A densidade conquistada pela inocência
Mulher Maravilha - novo filme da DC Comics sobre o universo de um dos seus super-heróis -, com direção de Patty Jenkins (Monster, 2003), chega às telas para afirmar de vez a maneira como querem retratar essas personagens pela linguagem cinematográfica. As duas grandes marcas DC e Marvel seguem caminhos diferentes na produção de seus filmes - o que agrada e desagrada os fãs -, mas há uma questão intrínseca a esse gostar e não gostar: a profundidade da personagem e tema retratados.
Os filmes da Marvel tratam as personagens com superficialidade, abusam das cores e muitos minutos de explosões, com tramas simples, conflitos rasos e personagens sem grandes psicologias. A importância desses seres está em seu poder de destruição ou proteção na dualidade bem e mal. Há exceções nos últimos filmes Capitão América: Guerra Civil (Joe Russo e Anthony Russo, 2016), X-Men: Apocalipse (Bryan Singer, 2016) e Logan (James Mangold, 2017), o que mostra um olhar renovado para essas questões e mesmo assim a grande aceitação do público. A DC desde a trilogia Batman de Christopher Nolan (Interstellar, 2014) aposta no aprofundamento dos seus heróis e as facetas do humano em suas personalidades e nas suas relações, com acertos e erros, mas fica clara a intenção de como constroem o seu universo e os seus seres. Em contraposição aos filmes da Marvel, a fotografia desses filmes está em tons mais frios e imagens mais escuras de maior densidade.

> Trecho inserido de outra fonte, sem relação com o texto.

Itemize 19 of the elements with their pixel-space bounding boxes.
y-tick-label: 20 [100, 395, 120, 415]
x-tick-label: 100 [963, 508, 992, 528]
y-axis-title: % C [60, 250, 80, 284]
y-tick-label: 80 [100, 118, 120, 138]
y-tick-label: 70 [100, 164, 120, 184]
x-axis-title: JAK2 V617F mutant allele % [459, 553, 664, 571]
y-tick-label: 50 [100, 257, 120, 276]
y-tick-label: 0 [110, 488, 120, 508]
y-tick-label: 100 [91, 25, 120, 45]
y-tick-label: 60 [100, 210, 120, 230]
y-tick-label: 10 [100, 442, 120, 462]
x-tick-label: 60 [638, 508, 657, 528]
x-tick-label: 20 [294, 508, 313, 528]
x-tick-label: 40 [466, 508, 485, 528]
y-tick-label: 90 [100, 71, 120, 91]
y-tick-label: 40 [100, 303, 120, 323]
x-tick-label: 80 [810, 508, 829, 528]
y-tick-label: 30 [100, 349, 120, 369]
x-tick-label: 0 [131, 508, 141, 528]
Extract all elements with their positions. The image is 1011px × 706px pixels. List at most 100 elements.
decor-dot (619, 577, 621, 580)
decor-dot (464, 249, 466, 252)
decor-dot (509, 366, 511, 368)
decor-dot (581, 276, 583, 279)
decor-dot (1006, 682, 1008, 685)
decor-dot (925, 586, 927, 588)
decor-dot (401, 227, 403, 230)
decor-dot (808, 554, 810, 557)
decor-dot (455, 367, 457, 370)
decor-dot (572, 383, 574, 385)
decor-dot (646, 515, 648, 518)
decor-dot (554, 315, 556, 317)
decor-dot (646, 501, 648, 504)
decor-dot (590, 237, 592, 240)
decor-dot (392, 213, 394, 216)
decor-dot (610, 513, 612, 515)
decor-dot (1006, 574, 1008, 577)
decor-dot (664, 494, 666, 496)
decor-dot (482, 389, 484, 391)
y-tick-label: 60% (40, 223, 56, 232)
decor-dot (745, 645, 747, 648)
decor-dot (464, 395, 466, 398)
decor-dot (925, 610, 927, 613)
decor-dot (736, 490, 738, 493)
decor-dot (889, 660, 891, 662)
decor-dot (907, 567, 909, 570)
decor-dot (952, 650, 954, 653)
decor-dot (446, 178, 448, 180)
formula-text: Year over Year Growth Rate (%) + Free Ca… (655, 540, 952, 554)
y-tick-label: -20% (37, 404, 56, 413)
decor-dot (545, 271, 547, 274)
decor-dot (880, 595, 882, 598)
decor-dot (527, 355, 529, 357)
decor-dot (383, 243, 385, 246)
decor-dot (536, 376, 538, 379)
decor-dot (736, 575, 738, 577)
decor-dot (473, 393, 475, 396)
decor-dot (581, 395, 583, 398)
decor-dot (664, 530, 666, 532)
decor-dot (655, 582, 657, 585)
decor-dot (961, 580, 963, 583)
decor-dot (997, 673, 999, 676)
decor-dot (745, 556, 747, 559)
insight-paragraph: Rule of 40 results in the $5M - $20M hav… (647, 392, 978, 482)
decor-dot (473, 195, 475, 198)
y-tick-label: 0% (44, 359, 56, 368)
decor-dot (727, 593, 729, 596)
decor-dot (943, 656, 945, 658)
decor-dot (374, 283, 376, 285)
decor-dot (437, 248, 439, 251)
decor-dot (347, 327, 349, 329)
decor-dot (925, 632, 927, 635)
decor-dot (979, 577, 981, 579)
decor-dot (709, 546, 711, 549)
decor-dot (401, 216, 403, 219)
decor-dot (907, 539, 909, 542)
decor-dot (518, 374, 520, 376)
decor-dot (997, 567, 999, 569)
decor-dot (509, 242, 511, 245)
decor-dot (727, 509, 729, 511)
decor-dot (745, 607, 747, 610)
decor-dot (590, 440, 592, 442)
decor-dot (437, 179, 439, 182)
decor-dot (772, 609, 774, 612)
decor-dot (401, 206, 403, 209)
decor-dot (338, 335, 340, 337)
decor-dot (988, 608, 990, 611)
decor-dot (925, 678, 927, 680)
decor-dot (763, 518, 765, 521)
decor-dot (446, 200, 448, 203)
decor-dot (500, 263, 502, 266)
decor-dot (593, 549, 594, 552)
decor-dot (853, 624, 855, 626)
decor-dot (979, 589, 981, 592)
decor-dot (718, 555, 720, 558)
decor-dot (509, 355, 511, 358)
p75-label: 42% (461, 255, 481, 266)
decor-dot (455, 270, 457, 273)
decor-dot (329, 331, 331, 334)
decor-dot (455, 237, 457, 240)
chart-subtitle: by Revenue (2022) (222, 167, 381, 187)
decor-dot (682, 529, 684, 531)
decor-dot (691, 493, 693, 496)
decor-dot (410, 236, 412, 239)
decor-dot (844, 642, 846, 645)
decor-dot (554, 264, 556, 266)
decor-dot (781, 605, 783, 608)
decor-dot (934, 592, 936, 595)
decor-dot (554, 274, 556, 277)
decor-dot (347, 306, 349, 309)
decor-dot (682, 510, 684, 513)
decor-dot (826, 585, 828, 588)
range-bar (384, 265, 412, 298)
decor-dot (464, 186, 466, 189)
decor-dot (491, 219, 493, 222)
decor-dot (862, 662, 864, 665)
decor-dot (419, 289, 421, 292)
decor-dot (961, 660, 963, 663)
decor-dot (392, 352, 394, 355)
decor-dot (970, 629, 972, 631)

Mulher Maravilha conta a história de Diana (Gal Gadot), uma guerreira que mora em Temiscira - ilha feita pelo deus grego Zeus - para abrigar as amazonas, guerreiras que protegem os seres humanos de Ares, deus da guerra. Esta ilha é desconhecida pelos seres humanos, mas acaba descoberta após um espião americano, Steve Trevor (Chris Pine) sofrer um acidente de avião ao fugir de soldados alemães. No mundo humano acontece a Primeira Guerra Mundial, e ao saber disso, Diana se vê na obrigação de ir para lá ajudar a acabar com isso, pois entende que Ares retornou para causar esse problema.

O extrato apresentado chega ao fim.